To be honest, my preference would be for communion to be under one kind only for most occasions, and reserve the two kinds for major feast, sacramental celebrations, and the like. Since those days are already crowded the use of EMHCs then wouldn't be a problem.

But my one priest would probably take at least fifteen minutes to give communion to everybody; it takes about five now (and I've timed it, for choir purposes) with EMHCs. Is that "unduly prolonged?" Well, given that our Mass is at 8:30 a.m. and Father has to be twenty minutes down the road at his main parish to say the 10 a.m. the logistics might get a bit tricky if Father had to give communion to everyone all by himself--but that's our situation, not everybody's.

Again, though: to me it makes sense to stop giving communion under both kinds until there are enough priests to do so. But is that what the Church wants? And what happens in situations where EMHCs are needed just to give the Body of Christ to everyone without having Communion take fifteen or twenty minutes?

Siarlys Jenkins said...

For the record Eulogos, the minister held a loaf of french bread in one hand, and a serving dish of some kind with the grape juice in the other. We each filed by in a line, broke off a piece of french bread, and dipped it in the juice -- after a brief introduction to communion by intinction. I said "tried that" because it was new and different, and I haven't seen it since. I said "very moving" because it was.

You are of course right that we are not talking about exactly the same thing.

Now I know someone is going to say that's not REAL communion, and you are welcome to do it in any way that you believe God requires of you. I am beginning to be reminded of the Protestant so hung up on baptism by immersion that he pronounced anyone baptized by sprinkling in the middle of the Sahara Desert, where there isn't enough water to spare for immersion, as inescapably damned.

Charlotte said...

For awhile you had "L" to contend with.

Now you've got a few new ones.

What is it with you, Red? : )

Siarlys Jenkins said...

On the remote speculation that you're referring to me, among others, Charlotte, I admire Red as a woman who is sincere in what she believes, and who says it straight. Since we disagree about so much, every time we see eye to eye is all the more precious.

Since we are both citizens of the same republic, bound by the same laws, it seems rational to me that we should be able to talk about it without either banishing each other by bell, book and candle, or coming to blows.

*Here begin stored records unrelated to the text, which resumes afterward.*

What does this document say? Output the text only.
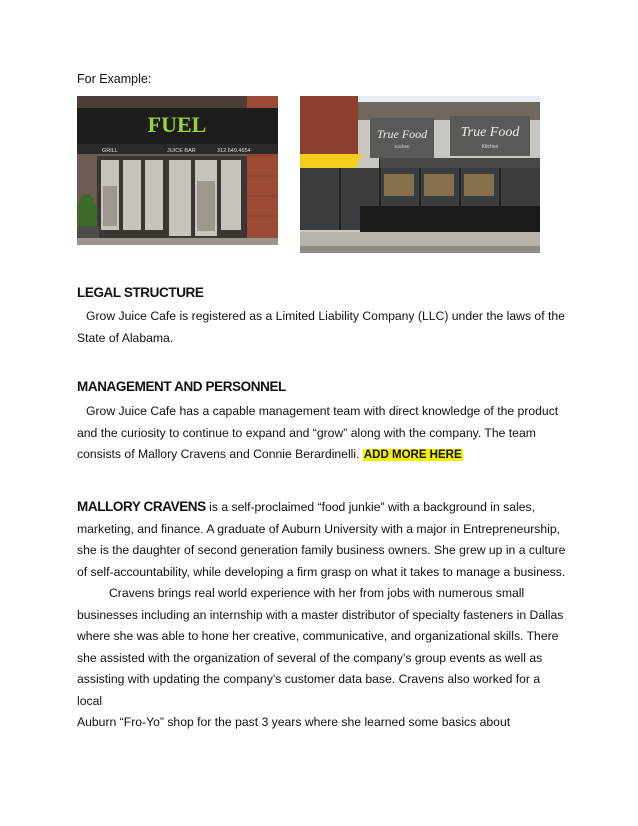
For Example:
FUEL
GRILL	JUICE BAR	312.649.4654
True Food True Food
Kitchen	Kitchen
LEGAL STRUCTURE
Grow Juice Cafe is registered as a Limited Liability Company (LLC) under the laws of the
State of Alabama.
MANAGEMENT AND PERSONNEL
Grow Juice Cafe has a capable management team with direct knowledge of the product
and the curiosity to continue to expand and “grow” along with the company. The team
consists of Mallory Cravens and Connie Berardinelli. ADD MORE HERE
MALLORY CRAVENS is a self-proclaimed “food junkie” with a background in sales,
marketing, and finance. A graduate of Auburn University with a major in Entrepreneurship,
she is the daughter of second generation family business owners. She grew up in a culture
of self-accountability, while developing a firm grasp on what it takes to manage a business.
Cravens brings real world experience with her from jobs with numerous small
businesses including an internship with a master distributor of specialty fasteners in Dallas
where she was able to hone her creative, communicative, and organizational skills. There
she assisted with the organization of several of the company’s group events as well as
assisting with updating the company’s customer data base. Cravens also worked for a local
Auburn “Fro-Yo” shop for the past 3 years where she learned some basics about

Wouldn't it be boring if this site were nothing but a mutual admiration society? People who sincerely believe that the Bishop of Rome is Christ's Vicar on Earth, and that when he speaks ex cathedra on matters of faith and doctrine, he is infalliable, really do exist, and they do not have horns on their head. Therefore, it seems reasonable to talk these things over with them, without either of us expecting the other to cave in.